La mélancolie de la résistance partage aussi avec ce précédent roman une écriture dense, d’où émane une terrible et prenante impression de noirceur et de déliquescence inexorable. Il faut se laisser prendre à ces phrases sans fin, se laisser couler dans cet univers fantomatique forgé par une narration qui, entremêlant sans discontinuer pensées et actions, dresse le portrait parfois absurde, mais finalement véridique, d’une société en perdition.

Le monde, se dit Eszter, n’est qu’ « indifférence et tournants amers », ses composantes trop disparates se disloquent, et le vacarme y est trop grand, martèlements, braillements, le tocsin du labeur, rien d’autre, c’est la seule chose que nous sommes en mesure d’affirmer.

Krasznahorkai_László,_Koppenhága,_1990

Originaire de Gyula, petite ville de l’est de la Hongrie, dorénavant établi dans un village proche de Budapest, mais passant désormais son temps entre l’Allemagne, les Etats-Unis, la Chine et le Japon, László Krasznahorkai est devenu depuis la publication de son premier roman en 1985 l’un des auteurs hongrois majeurs.

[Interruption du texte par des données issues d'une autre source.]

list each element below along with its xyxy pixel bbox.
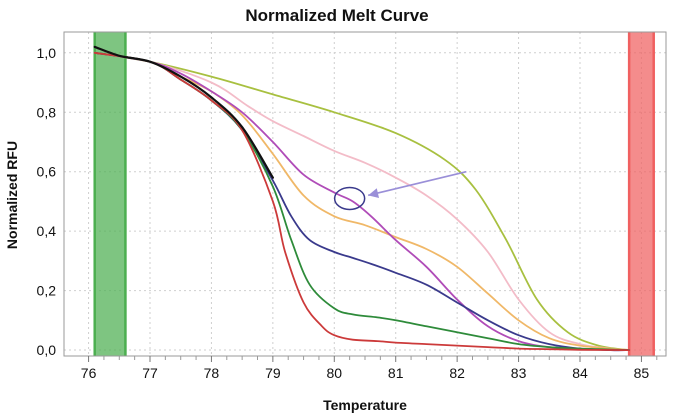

Lauréat en 2015 du prestigieux Man Booker International Prize pour l’ensemble de son œuvre traduite en anglais, il est aussi de plus en plus connu et reconnu en France grâce aux nombreuses traductions (notamment par Joëlle Dufeuilly mais aussi par Marc Martin) de ses romans aux éditions Gallimard, Cambourakis et Vagabonde.

Certains lecteurs arrivent aussi à Krasznahorkai par l’adaptation cinématographique de quelques uns de ses films avec le réalisateur hongrois Béla Tarr. C’était d’ailleurs mon cas avec La mélancolie de la résistance, et certaines scènes des Harmonies Werckmeister (qui reprend la partie centrale du livre) me sont revenue à l’esprit à la lecture du livre : les deux se complètent admirablement.

Je contribue avec cette chronique à deux excellentes initiatives : Le mois de l’Europe de l’Est d’Eva, Patrice et Goran, et Voisins Voisines, d’A propos de livres, tous deux sources d’idées de lectures d’Europe et du monde.

László Krasznahorkai, La mélancolie de la résistance (Az ellenállás melankóliája, 1989). Trad du hongrois par Joëlle Dufeuilly. Gallimard, 2006.